Doch bald einmal machte Küng sein Innerschweizer Stierengrind Scherereien. “Aus dem Land Wilhelm Tells habe ich natürlich eine gewisse Standfestigkeit mitbekommen, die Hierarchen oft missfällt”, sagt er heute. Schon 1957 veranlasste die Doktorarbeit, mit der er an der Sorbonne abschloss, den Vatikan zur Anlage eines Inquisitionsdossiers.

Die Universität Tübingen dagegen fand dieselbe Arbeit – für viele ein Grundlagenwerk der Ökumene – so beeindruckend, dass sie den erst 32-jährigen Küng nach drei Jahren Vikariat an der Luzerner Hofkirche zum Professor für Fundamentaltheologie machte.

Verfemt aber nicht mundtot

Neben seiner Lehrtätigkeit publizierte Küng Bücher, die weit über Fachkreise hinaus gelesen wurden. Darunter 1970 der Bestseller “Unfehlbar? Eine Anfrage”, der den jahrelangen Konflikt mit dem Vatikan eröffnete.

Der Bannstrahl der Kirche machte ihn 1979 keineswegs mundtot. Er stellt bis heute die Unfehlbarkeit des Papstes in Frage und setzt sich ein für die Abschaffung von Zölibat und für die Erlaubnis von Familienplanung und Priesterinnenweihe.

Papst und Gegenpapst vereint

Zum Erstaunen vieler wurde Küng 2005 von Papst Benedikt XVI. zur Audienz geladen. Allerdings wurden strittige Kirchenthemen beim Gespräch bewusst ausgeklammert, sagt Küng. Thema sei vor allem das Projekt der 1995 gegründeten Stiftung Weltethos gewesen. Küng hat es initiiert und leitet die Stiftung als Präsident.

Angesichts der Polarisierungen zwischen fanatischen Muslimen, Christen und Juden könnte Küngs Weltethos-Anliegen aktueller kaum sein.
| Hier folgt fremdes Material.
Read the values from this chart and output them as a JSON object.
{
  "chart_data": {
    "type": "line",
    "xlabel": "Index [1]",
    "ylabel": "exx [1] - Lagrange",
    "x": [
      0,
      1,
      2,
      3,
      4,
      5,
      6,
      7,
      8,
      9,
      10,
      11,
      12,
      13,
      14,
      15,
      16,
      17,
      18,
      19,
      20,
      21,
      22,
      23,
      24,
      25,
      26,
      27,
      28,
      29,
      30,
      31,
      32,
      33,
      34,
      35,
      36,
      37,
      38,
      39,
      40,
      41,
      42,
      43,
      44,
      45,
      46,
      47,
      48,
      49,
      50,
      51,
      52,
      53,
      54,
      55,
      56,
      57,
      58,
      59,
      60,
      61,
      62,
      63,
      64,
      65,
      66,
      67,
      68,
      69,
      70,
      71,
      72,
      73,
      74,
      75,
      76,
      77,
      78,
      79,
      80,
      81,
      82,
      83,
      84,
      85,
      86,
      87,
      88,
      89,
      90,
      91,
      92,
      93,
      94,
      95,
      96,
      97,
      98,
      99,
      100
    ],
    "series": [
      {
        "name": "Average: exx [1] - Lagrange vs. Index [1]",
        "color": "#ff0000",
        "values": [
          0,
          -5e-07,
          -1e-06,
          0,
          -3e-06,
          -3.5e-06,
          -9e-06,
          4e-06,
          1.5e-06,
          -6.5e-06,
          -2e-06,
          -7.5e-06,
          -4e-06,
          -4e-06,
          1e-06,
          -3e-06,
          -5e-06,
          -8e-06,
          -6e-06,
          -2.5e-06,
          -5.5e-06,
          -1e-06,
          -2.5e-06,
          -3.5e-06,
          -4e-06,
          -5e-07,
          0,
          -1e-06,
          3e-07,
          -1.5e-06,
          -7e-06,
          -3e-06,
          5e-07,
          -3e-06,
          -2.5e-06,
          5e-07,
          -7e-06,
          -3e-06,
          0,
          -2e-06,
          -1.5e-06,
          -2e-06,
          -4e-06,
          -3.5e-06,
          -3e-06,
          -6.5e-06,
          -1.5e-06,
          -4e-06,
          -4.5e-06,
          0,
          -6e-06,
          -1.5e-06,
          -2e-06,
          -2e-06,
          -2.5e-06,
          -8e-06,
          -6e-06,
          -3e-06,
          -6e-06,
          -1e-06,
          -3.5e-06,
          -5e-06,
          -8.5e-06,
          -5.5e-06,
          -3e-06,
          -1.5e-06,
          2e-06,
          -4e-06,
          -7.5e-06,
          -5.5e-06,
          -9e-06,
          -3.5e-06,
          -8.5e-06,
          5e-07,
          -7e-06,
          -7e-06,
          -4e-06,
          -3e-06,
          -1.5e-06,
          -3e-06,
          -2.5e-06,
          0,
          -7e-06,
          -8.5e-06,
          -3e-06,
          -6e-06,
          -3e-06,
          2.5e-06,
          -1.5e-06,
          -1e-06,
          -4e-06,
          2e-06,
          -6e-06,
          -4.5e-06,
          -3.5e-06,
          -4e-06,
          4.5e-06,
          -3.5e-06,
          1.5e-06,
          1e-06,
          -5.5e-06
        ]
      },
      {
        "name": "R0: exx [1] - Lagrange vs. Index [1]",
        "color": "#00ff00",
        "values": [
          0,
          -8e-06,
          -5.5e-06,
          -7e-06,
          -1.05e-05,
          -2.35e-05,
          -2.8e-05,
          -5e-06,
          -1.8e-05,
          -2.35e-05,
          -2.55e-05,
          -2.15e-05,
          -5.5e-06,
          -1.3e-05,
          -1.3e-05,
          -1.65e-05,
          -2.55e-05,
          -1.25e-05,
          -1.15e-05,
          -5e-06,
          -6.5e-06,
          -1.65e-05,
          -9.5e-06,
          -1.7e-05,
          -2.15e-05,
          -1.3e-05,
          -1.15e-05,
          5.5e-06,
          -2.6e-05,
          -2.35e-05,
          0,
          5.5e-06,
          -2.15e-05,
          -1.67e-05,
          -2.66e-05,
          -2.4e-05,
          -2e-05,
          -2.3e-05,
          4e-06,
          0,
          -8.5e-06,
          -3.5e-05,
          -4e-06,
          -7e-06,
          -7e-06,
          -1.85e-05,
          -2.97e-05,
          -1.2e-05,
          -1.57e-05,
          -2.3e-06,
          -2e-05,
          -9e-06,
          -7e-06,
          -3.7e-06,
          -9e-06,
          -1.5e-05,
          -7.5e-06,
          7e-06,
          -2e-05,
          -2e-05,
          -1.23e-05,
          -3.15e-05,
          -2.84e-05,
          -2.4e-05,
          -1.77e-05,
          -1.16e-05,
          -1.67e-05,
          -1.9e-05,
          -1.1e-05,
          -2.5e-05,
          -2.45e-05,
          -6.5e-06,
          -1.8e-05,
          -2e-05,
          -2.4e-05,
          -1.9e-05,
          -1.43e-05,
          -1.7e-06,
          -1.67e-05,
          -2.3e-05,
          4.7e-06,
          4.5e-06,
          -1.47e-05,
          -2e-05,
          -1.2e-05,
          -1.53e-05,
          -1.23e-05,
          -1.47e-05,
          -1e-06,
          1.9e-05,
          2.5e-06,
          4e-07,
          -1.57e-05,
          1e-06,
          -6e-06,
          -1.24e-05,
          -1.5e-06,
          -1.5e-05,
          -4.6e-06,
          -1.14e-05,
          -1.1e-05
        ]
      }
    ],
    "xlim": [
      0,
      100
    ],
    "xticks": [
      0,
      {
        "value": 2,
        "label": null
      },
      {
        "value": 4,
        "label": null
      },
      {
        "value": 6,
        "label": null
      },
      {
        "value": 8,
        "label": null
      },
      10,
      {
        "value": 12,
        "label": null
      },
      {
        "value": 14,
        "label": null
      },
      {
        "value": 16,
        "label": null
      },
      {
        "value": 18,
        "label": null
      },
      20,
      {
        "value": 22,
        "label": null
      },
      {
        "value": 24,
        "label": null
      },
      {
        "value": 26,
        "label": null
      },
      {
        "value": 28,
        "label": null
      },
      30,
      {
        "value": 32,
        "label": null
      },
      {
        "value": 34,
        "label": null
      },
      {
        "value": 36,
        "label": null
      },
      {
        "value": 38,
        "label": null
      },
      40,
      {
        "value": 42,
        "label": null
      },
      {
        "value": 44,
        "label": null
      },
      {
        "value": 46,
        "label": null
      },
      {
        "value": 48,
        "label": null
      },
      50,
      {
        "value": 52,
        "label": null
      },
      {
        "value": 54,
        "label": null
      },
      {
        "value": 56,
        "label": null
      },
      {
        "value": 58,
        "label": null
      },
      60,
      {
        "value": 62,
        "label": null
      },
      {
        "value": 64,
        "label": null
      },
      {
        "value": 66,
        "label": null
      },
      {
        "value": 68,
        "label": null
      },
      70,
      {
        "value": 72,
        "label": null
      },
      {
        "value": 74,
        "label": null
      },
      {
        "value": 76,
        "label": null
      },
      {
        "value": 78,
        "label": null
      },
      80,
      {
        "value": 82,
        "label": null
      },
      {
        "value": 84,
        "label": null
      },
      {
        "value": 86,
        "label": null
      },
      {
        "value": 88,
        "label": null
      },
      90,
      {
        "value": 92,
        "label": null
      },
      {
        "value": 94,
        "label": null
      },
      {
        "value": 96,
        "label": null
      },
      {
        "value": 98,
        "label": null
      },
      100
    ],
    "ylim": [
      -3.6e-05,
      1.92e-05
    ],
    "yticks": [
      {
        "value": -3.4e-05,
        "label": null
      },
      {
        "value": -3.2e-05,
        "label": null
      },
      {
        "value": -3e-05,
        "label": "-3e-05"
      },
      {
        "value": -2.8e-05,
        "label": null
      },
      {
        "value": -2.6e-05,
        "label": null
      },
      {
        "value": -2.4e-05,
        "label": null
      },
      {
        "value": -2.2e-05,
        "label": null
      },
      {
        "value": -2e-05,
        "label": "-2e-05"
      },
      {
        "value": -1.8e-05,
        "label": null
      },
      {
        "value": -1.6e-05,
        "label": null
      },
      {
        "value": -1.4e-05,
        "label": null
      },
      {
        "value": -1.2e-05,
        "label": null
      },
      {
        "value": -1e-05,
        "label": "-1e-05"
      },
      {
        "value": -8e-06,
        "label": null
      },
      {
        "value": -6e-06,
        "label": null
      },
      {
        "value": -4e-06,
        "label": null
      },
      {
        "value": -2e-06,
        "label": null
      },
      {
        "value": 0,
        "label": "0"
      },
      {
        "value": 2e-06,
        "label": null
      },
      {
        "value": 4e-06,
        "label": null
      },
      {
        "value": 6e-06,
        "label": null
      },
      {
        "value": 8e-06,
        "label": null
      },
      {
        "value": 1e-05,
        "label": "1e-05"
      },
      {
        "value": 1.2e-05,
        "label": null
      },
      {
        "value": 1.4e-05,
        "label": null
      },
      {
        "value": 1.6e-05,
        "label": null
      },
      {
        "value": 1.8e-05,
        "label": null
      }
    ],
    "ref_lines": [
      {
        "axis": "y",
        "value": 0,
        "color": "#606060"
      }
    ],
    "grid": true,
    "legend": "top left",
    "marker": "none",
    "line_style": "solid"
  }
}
Statt auf Abgrenzung setzt er auf den allen Religionen gemeinsamen ethischen Kern für eine bessere Entwicklung der Menschheit. “Ohne Weltethos kein Weltfriede”, lautet seine Devise.

Mit dem Papst dürfte Küng auch über alte Zeiten geplaudert haben. Die beiden lehrten einst gemeinsam in Tübingen. Und wenn es regnete, nahm Küng den Velofahrer Ratzinger jeweils in seinem Alfa Romeo (allerdings ein unspektakulärer Giulia) mit – Papst und Gegenpapst im selben Schlitten.

swissinfo und Agenturen

Hans Küng ist 1928 in Sursee im Kanton Luzern geboren.
Studium der Philosophie und Theologie in Rom, 1955 Ordination zum katholischen Priester.
Ab 1960 Ordentlicher Professor Uni Tübingen.
1962/65: Offizieller Berater des 2. Vatikanischen Konzils, zusammen mit Joseph Ratzinger, dem jetzigen Papst Benedikt XVI.
1966: Küng holt Ratzinger nach Tübingen.
Bis 1996 Lehrstühle Uni Tübingen.
1995 Präsident Stiftung Weltethos.
Zahlreiche Gastprofessuren, zahlreiche Dr. h.c., zahlreiche Preise.